I used my Better Homes and Gardens COOK BOOK: PINK edition cookbook for this one, well the meat sauce. I really like a thick heavy meat sauce on my pasta and used a multi-colored Rotini noodle. Just a little note: when I make a hearty sauce like this I like to use a pasta noodle that has some kind of ridges or holes. I do this b/c they pick up and hold the sauce better.
In a large skillet I added: 1 1/2 pounds of ground beef and began to brown it. Then, while it began to cook I added: 1 cup chopped onion, 1 cup sliced baby bella mushrooms(my own addition), 3 cloves chopped garlic, 1 teaspoon dried basil, 1 tsp dried parsley, 1 tsp dried oregano, and 1/2 tsp dried marjoram. I browned the meat thoroughly and drained the grease out.
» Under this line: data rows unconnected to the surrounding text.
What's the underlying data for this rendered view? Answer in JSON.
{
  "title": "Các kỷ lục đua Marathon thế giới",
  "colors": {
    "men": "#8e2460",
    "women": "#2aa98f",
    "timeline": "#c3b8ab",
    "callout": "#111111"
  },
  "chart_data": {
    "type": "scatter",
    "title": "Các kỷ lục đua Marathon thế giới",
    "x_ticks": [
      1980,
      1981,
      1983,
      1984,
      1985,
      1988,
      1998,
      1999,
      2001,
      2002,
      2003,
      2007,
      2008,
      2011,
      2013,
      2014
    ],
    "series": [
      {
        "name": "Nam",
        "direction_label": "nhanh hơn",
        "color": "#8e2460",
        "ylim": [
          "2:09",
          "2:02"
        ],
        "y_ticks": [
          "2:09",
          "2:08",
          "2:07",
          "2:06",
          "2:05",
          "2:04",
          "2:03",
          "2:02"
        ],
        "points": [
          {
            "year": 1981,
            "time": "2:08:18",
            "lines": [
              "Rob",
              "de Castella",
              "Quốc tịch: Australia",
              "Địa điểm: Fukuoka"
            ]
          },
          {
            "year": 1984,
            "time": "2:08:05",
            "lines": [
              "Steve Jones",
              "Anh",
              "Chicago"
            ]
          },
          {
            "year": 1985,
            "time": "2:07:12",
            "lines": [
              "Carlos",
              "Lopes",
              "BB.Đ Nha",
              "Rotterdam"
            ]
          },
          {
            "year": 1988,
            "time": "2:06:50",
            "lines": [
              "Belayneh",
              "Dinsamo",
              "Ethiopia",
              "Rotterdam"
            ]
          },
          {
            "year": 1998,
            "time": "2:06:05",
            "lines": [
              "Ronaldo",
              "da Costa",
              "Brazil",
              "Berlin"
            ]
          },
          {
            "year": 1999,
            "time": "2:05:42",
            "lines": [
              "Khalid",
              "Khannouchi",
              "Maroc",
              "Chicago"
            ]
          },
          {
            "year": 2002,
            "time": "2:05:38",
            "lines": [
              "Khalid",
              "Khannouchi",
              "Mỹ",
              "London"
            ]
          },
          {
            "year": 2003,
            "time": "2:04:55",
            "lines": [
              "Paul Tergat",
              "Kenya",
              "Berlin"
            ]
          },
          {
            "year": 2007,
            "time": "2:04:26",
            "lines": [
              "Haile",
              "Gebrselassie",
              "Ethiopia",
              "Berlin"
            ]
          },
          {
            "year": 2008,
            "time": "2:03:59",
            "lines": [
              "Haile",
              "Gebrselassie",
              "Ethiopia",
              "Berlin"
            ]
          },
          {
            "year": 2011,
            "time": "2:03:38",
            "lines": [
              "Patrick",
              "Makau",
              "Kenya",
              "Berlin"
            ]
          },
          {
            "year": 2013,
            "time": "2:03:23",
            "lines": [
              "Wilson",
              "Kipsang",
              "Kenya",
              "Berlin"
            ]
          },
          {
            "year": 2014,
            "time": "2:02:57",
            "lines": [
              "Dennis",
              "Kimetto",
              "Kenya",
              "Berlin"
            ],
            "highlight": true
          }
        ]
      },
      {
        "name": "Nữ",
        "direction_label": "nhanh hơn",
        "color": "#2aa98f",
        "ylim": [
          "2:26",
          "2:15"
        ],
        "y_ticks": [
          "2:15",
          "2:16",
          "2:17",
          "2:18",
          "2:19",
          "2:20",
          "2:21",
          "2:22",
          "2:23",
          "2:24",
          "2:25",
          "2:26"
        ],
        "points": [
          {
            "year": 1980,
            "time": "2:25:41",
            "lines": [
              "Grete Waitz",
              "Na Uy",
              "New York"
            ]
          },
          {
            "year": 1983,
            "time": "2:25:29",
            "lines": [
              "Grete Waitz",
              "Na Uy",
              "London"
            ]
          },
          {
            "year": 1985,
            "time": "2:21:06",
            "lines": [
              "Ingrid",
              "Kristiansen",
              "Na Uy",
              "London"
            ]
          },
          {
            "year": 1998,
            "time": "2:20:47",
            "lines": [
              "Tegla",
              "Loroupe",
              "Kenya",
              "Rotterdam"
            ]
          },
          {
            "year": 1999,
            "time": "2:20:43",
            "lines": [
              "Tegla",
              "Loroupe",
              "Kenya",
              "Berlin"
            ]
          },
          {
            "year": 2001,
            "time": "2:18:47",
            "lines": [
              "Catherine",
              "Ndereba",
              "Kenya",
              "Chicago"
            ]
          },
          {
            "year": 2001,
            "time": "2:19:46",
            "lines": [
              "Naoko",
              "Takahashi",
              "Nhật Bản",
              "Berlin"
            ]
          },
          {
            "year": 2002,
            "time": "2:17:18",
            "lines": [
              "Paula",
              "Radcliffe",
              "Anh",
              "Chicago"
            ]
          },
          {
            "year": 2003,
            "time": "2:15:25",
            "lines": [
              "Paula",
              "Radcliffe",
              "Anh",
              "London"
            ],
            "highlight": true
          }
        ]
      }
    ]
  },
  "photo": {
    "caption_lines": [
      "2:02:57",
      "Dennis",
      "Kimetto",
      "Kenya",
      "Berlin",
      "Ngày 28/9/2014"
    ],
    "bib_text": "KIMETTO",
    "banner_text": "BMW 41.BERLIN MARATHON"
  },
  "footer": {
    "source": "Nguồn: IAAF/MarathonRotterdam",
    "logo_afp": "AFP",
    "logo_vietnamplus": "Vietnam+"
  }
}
I then transferred the meat to a large saucepan and added 1 can diced tomatoes, 1 6-ounce can tomato paste, 1 tsp sugar,and 1 tablespoon EVOO. I let that simmer on low heat for about 15 minutes.
While, all of this was going on I boiled up my Rotini, salting it a little while cooking. And wah-la I was done. On top I did add a palm full of my 3 cheese blend, so good when its melting on top of the meat sauce. To drink?? The honey and I had some California red table wine.